フェアリーテイル
一度しかライネの部屋には行っていないのに、何故かはっきりとここがそうだとミリアにはわかった。
そういう風に出来ているのかもしれない。
妙に落ち着いて、ミリアは部屋の扉を叩いた。中からライネの声がして、ミリアは扉をゆっくりと開いた。
「ミリア…」
焦燥した表情のライネが、ソファに座っていた。
ミリアはゆっくりと部屋に入ると、ライネの傍まで歩いていった。
じっと見つめると、ライネは困ったように微笑んだ。
ミリアはソファに無言で座ると、じっとライネを見つめる。
「私、聞きたいことがあるの」
静かな口調で、思ったよりもすんなりと言えたとミリアは思った。
ライネもミリアが部屋に来たことで落ち着いたのか、静かに頷いた。
「…セイドリックさんから聞きました。私が…いいえ、この世界に誰かが呼ばれる理由」
「…そう」
「でも、あなたから聞きたかった。あなたが私を呼んだんだもの、私には聞く権利があるはずよ」
ミリアの言葉にライネは微笑んだ。
それはどこか悲しみを孕んだ笑みで、ミリアの胸がズキリと痛んだ。
「…最初に話しておけば、よかったのかもしれない」
ライネはそう言うと、小さな溜息を零した。
「言い訳はしないよ。僕は一つ、君に嘘をついていた。正確には嘘、というわけではないけれど」
ライネはどう言うべきか思案しているように視線をさまよわせると、すぐに真っ直ぐにミリアを見つめた。

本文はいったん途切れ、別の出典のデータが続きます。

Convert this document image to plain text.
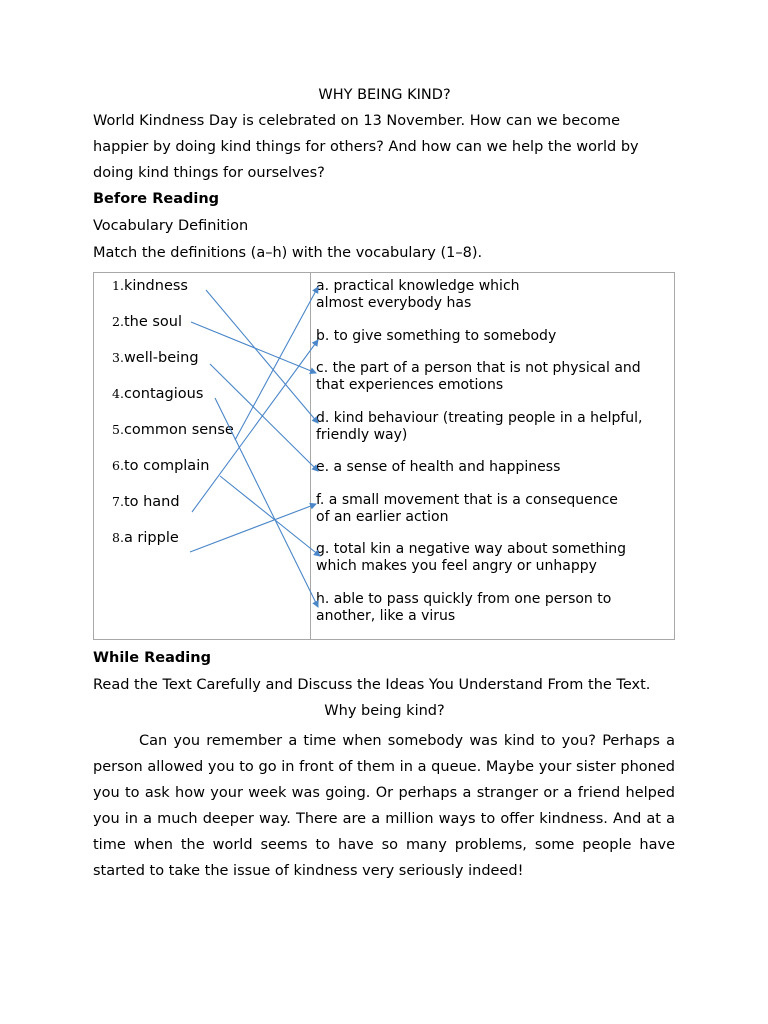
WHY BEING KIND?
World Kindness Day is celebrated on 13 November. How can we become
happier by doing kind things for others? And how can we help the world by
doing kind things for ourselves?
Before Reading
Vocabulary Definition
Match the definitions (a–h) with the vocabulary (1–8).
1.kindness
2.the soul
3.well-being
4.contagious
5.common sense
6.to complain
7.to hand
8.a ripple
a. practical knowledge which
almost everybody has
b. to give something to somebody
c. the part of a person that is not physical and
that experiences emotions
d. kind behaviour (treating people in a helpful,
friendly way)
e. a sense of health and happiness
f. a small movement that is a consequence
of an earlier action
g. total kin a negative way about something
which makes you feel angry or unhappy
h. able to pass quickly from one person to
another, like a virus
While Reading
Read the Text Carefully and Discuss the Ideas You Understand From the Text.
Why being kind?
Can you remember a time when somebody was kind to you? Perhaps a person allowed you to go in front of them in a queue. Maybe your sister phoned you to ask how your week was going. Or perhaps a stranger or a friend helped you in a much deeper way. There are a million ways to offer kindness. And at a time when the world seems to have so many problems, some people have started to take the issue of kindness very seriously indeed!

「この世界を救う為に、クイーンになって欲しい。僕はそう言った。だけど、僕たちが新しい人を探すのには、大抵もうひとつ、理由がある」
この何処か歪んだ、愛すべきお伽の国を、一緒に創り上げていくひと。
それが必要なのだと、ライネは言った。
「愛する人と、一緒に」
そこまで言って、疲れきったようにライネは息を吐いた。
ミリアは、ただ黙ってライネの言葉に耳を傾けている。
「だけど、もちろんそれは必ずしもそうである必要はないんだ。僕は―…少なくとも、君を…」
ライネの瞳が一瞬熱を帯びる。
しかしすぐにその色は消えうせ、まるで廃人の様に輝きを無くす。
ミリアはぎゅっと手を握り締めながら、ライネの言葉を待った。
「僕は、君を愛せない。愛すことができない」
告げられた言葉は、ミリアの胸を抉る。
あぁ、こんなにもこの人のことを―…とっくに好きになっていた。
自覚すればするほど、涙が零れそうになる。それでもミリアは、唇を噛み締めてじっと耐えた。
「…私、もう一つ聞きたい」
ゆっくりと噛み締めるようにミリアは口に出した。
ライネはミリアから視線を逸らすと、先を促すように言った。
「どうして、愛せないの?どうして私を呼んだの?どうして…」
私じゃなきゃ、ダメだったの?
悲しみの海におぼれてしまえれば、いっそ楽だったのかもしれない。
やっとの思いで言葉に出すと、ライネは遠くを見るような目で口を開いた。
「そうだね…君には知る権利がある」
そう言って語りだされたのは、ライネの思い出だった。